2007年11月26日月曜日

恐るべき深度:リー・ミラー展

マン・レイのミューズだった人。ソラリゼイションは、この人なくては生まれなかった。それはモデルとしてのみならず、その技術を発展させたという意味においても、である。ジャン・コクトーの「詩人の血」で、<美の模範>ともいうべきギリシャ風彫刻を演じているが、これはこの人の美しさを物語るに十分なエピソードではない。また、その美しさの中に埋もれがちだが、手に職のある人でもあり、ニューヨークにスタジオを建てた際には自分で電気関係を設置したりもしている。終戦直後、アメリカの従軍記者の資格を取っていたことを最大活用し、自殺直後のナチ将校のポートレートを撮っているかと思えば、ヒトラーの風呂に入ったりもする。マン・レイと別れた後、エジプト人実業家の妻となり、数年しないうちにイギリス人のキュレーターであり画家でもあったロウランド・ペンローズと駆け落ち、40歳で一子をもうけ、戦後はイギリスの田舎でヴォーグ誌に時折「みんなでお手伝い」的な内容の写真シリーズを寄稿、その働くゲストの中にはマックス・エルンストもいたりする。子供の頃の生い立ちだってすごい。7歳で母親の友人に強姦され淋病を移されたり、10代の頃のヌード写真が父親によって多数撮影されていたり、車にはねられそうになったところを助けたのがヴォーグの社主だったという因縁でモデルを始めたり。それにこの、一見なんてことなさそうな一枚の写真。1937年に撮影されたピクニックでのスナップだが、被写体は左からポール・エリュアール夫妻、当時の不倫相手で後の息子の父親であるロウランド、かつての師匠であり恋人であったマン・レイとその恋人アディ・フィドゥランである。こんな写真を撮れる人は、この人しかいない。
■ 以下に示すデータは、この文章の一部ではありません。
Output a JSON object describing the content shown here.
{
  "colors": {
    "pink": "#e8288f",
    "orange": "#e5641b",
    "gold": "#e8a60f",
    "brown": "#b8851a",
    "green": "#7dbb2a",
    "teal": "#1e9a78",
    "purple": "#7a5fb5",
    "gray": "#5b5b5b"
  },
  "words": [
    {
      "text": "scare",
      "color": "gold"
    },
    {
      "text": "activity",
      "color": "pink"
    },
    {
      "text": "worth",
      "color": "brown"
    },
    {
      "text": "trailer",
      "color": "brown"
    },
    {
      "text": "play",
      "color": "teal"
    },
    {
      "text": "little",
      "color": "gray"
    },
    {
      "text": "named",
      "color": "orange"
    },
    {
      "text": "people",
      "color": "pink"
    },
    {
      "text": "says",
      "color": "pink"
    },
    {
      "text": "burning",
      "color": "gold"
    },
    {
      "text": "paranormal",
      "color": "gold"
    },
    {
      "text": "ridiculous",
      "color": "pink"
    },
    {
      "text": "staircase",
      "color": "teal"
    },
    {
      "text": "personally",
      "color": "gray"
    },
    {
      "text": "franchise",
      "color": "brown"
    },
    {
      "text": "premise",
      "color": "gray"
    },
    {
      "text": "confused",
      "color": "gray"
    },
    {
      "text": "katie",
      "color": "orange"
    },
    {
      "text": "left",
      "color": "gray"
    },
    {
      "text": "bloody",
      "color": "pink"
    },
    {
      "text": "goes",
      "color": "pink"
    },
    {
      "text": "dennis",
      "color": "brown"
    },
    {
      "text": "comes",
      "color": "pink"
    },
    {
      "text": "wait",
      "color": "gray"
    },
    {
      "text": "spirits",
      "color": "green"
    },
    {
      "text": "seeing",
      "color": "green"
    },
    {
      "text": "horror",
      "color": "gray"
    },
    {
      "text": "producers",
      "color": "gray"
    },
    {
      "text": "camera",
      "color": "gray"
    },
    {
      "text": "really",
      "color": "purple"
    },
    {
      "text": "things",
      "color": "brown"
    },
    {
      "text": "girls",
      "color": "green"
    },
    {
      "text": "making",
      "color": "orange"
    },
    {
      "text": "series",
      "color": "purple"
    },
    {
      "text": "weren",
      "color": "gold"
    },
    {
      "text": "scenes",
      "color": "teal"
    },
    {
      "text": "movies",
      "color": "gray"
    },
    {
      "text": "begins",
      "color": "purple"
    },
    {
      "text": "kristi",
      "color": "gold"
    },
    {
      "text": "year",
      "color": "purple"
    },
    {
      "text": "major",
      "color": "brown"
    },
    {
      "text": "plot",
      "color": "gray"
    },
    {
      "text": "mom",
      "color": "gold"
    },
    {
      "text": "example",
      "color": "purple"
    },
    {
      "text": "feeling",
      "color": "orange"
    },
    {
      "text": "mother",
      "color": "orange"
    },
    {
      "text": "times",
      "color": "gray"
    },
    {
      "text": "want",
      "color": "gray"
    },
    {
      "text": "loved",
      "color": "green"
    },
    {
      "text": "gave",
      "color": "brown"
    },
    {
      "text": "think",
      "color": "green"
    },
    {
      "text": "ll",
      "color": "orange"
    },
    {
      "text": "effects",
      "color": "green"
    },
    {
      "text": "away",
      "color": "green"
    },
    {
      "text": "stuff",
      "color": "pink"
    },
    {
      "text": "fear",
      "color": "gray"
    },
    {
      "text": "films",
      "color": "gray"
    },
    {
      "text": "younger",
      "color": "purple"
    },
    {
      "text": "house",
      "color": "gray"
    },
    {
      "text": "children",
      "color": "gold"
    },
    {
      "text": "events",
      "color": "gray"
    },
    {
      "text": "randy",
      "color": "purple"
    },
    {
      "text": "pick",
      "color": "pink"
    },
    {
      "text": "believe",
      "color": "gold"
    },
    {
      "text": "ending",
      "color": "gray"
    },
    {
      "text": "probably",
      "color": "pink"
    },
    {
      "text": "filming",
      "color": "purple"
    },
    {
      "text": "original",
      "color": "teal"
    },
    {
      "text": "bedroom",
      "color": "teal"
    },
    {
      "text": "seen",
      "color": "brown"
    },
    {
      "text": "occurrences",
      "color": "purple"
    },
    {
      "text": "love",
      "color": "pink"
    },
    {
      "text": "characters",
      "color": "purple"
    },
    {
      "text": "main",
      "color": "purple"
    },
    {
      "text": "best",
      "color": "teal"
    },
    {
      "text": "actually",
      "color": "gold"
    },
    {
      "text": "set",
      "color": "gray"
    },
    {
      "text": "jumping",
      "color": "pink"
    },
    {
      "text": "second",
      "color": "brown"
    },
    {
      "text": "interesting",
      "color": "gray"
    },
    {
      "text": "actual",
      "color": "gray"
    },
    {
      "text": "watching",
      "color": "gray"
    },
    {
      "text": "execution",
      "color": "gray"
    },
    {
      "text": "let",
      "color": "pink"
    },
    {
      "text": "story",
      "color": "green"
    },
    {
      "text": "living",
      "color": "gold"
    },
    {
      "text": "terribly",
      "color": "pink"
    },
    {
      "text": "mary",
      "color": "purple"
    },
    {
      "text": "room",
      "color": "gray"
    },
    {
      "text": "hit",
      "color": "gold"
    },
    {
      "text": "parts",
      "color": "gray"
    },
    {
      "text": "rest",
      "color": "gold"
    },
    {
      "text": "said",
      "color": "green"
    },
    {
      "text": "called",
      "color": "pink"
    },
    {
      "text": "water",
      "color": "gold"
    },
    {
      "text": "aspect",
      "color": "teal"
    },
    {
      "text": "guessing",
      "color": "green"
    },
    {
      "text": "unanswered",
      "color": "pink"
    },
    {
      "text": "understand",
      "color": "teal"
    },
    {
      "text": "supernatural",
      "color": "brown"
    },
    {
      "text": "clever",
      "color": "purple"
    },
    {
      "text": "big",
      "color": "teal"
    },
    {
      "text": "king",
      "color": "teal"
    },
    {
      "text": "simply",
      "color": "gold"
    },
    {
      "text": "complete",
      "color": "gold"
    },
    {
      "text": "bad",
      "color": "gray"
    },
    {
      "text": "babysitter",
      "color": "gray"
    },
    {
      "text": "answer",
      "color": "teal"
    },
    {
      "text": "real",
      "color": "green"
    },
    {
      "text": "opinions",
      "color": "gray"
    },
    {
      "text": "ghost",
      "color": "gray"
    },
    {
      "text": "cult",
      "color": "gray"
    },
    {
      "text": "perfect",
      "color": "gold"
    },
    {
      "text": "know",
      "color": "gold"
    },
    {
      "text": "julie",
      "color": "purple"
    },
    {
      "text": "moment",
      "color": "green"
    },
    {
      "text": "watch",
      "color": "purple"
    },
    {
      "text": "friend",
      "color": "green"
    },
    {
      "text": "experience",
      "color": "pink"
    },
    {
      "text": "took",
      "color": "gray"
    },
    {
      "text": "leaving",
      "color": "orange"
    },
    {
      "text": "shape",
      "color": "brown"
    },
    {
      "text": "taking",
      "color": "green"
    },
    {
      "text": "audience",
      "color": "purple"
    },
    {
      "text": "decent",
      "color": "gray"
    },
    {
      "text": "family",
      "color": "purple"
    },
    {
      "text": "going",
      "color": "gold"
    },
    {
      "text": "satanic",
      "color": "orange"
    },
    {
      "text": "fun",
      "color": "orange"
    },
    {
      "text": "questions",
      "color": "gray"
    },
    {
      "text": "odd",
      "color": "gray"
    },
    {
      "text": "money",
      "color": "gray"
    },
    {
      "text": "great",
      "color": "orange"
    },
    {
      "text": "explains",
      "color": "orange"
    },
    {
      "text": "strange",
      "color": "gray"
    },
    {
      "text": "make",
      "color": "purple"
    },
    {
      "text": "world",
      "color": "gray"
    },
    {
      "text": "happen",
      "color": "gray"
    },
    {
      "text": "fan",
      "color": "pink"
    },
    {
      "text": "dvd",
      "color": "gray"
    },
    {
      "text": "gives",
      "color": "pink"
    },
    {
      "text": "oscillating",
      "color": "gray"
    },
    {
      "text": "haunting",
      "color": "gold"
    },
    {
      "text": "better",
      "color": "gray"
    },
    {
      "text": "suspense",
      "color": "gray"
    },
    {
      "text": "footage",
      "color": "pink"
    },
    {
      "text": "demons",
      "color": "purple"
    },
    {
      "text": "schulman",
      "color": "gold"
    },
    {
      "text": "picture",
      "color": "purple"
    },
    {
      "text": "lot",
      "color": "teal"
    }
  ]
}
その人の名はリー・ミラー。2008年1月6日までヴィクトリア&アルバート美術館で開催されている回顧展。「わがままに生きるって、なんだろうか。それはローライフレックスの二眼レフが教えてくれる」とでも言いたそうな写真たち。オフィシャルサイトもある。アーカイヴのキュレーターは息子のアントニーである。そのアントニーによる伝記は邦訳も出ている(「リー・ミラー 自分を愛したヴィーナス」PARCO出版、1989年刊)。写真はオフィシャルサイトでも多数見れるが、「リー・ミラー写真集 -いのちのポートレイト」という写真集も邦訳されているので、興味のある方はぜひ。